I made a timeline of my 10 years in France and realized that I cannot stuff those years into a 700 word blog post. Impossible. Maybe a book. Would you read a book about what it happened after I left leafy Boston and arrived on the ancient shores of the Mediterranean ( I know, tough life)? I can only write about now, what it feels like to have lived in a foreign country for so long.
And it is still foreign, after 10 years, though not foreign meaning strange. Just foreign as in not-where-I’m-from. France is a foreign country. I am a foreigner. This foreignness has become the backdrop of my daily life, which is full of my accented and grammatically incorrect French. I fill in forms for school, I buy groceries, do laundry, take the cat to the vet, go to church, do my banking, go the dry cleaners and tend to a thousand other details of daily life. All in another culture, with its very own language and maze of hidden rules. It took a very long time for me to feel that this was in any way normal. For the longest time a trip the hairdresser filled me with a deep dread – I mean, I just wanted to go get my hair cut and relax! Instead, I had to deal with making the phone call and not mixing up 2pm and 4pm on my calendar, and then once I arrived at the correct time figure out how to ask for the hairdresser to cut my hair just.a.little.bit. Just make me look good, please. And don’t talk to me.
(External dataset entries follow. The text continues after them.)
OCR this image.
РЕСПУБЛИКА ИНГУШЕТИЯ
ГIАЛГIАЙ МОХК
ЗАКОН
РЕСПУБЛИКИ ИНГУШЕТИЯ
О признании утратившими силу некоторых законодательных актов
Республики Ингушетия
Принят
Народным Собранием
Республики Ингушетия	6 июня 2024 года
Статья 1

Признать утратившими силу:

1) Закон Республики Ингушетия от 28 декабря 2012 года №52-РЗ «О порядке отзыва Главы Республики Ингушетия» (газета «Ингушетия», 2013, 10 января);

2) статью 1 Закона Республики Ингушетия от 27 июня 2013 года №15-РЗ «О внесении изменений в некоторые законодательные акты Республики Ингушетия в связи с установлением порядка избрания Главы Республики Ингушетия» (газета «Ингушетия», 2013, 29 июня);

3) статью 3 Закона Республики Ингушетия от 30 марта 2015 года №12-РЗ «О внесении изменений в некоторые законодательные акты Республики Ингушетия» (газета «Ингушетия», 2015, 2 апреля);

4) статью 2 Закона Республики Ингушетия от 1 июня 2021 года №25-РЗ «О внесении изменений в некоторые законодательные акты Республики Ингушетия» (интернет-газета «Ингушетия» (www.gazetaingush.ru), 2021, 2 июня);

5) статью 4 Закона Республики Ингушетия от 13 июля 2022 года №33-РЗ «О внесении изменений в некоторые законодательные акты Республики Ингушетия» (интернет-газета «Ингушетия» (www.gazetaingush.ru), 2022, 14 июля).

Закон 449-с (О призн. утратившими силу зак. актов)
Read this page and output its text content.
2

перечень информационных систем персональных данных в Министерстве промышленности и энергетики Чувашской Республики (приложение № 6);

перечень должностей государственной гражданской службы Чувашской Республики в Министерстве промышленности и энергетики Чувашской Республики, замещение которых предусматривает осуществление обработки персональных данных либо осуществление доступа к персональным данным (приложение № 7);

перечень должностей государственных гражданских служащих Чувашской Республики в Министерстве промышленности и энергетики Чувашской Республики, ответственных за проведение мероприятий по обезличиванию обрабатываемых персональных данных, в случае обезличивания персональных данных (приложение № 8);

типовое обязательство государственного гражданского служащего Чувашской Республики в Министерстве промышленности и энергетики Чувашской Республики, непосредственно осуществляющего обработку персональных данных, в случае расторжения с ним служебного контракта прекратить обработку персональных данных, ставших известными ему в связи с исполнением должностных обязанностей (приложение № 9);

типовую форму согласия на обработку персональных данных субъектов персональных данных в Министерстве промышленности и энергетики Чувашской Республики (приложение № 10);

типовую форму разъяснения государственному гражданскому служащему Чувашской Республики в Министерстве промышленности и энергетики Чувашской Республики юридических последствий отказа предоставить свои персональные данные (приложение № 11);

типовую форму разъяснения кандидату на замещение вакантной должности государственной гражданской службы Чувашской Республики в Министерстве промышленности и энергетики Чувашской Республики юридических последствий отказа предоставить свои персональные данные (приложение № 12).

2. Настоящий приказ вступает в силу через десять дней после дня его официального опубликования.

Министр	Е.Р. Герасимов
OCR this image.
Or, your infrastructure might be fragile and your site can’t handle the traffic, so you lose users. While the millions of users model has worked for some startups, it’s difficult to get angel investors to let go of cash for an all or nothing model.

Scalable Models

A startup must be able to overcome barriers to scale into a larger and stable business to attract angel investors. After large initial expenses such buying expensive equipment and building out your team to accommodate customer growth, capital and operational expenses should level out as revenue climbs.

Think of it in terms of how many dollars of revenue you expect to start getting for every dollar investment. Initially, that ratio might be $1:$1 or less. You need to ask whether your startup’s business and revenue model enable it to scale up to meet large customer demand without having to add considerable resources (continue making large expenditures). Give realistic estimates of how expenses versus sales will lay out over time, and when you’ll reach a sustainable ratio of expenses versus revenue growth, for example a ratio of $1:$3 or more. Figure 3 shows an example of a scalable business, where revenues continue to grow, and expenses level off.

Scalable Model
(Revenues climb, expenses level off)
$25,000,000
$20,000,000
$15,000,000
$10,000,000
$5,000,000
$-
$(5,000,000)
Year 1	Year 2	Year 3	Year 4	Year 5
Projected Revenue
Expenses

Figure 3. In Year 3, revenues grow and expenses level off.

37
Yes, yes, I speak French. I can say, now, finally, that I am bilingual. But I’m always not-from-here. I’m usually mistaken for being British, and I know after years of looks that people prefer that I’m American. It’s more hip to be American than English (no offense to my lovely, wonderful, British friends). Immediately I can see the imagination whirring in the eyes of the questioner (new colleague, taxi driver, shop keeper, bureaucrat). They picture movie scenes of New York, or LA. They ask where I’m from. Sometimes I say: California. Sometimes I say: Nashville. Both are true and helpful. California, is, well, California. They imagine the bridge, and the Bay, or remember the time they went. Nashville is a mythic place, full of the best music in the world (as far as they are concerned). At least I have that going for me. People (in both countries) often ask what I miss most about the US. I’m sorry, but this is an impossible to answer question. I usually say fish tacos. The truth is that I miss my scattered family and friends and wish I could have them all around me all the time. Fish tacos is an easier answer, a believable and painless sacrifice to live in France (I mean, it’s fricken’ France, people! )
When I fly “home”, that is, back to the United States, usually to Nashville, I’m also, just a little bit, foreign. I speak another language. My kids hop and skip between the two. We, just a little bit, carry our other culture with us, how we eat, how we talk, how we carry ourselves, what we wear (though, honestly, and every Frenchman knows this: The US is THE shopping paradise in the world. I almost never buy clothes in France). At work we speak a special kind of English; mixed with the accents and syntaxes of all kinds of languages, mostly European though not exclusively. I call it International English. This English has messed with me. It started very early on when a colleague, who knew me before the move, told me I was speaking English like a French person. Which was true, sadly. I had adopted the syntax of a French person speaking English to be better understood. My vocabulary became simpler. Whenever I go visit the US, it takes me several days to find my ‘regular’ accent again to sound and talk like those around me.
I used to think that I’m a mix of Tennessee and California, with a little dash of Boston thrown in So Tennessee, California, dash of Boston, and France added like a muddled herb. I’m a mix, now. Like a perfect cocktail.



'Like a perfect cocktail' or a new strain of pedigree! I feel people like you are becoming the 'norm' now, well at least in this cosmopolitan environment we live in! Lucky people that we are!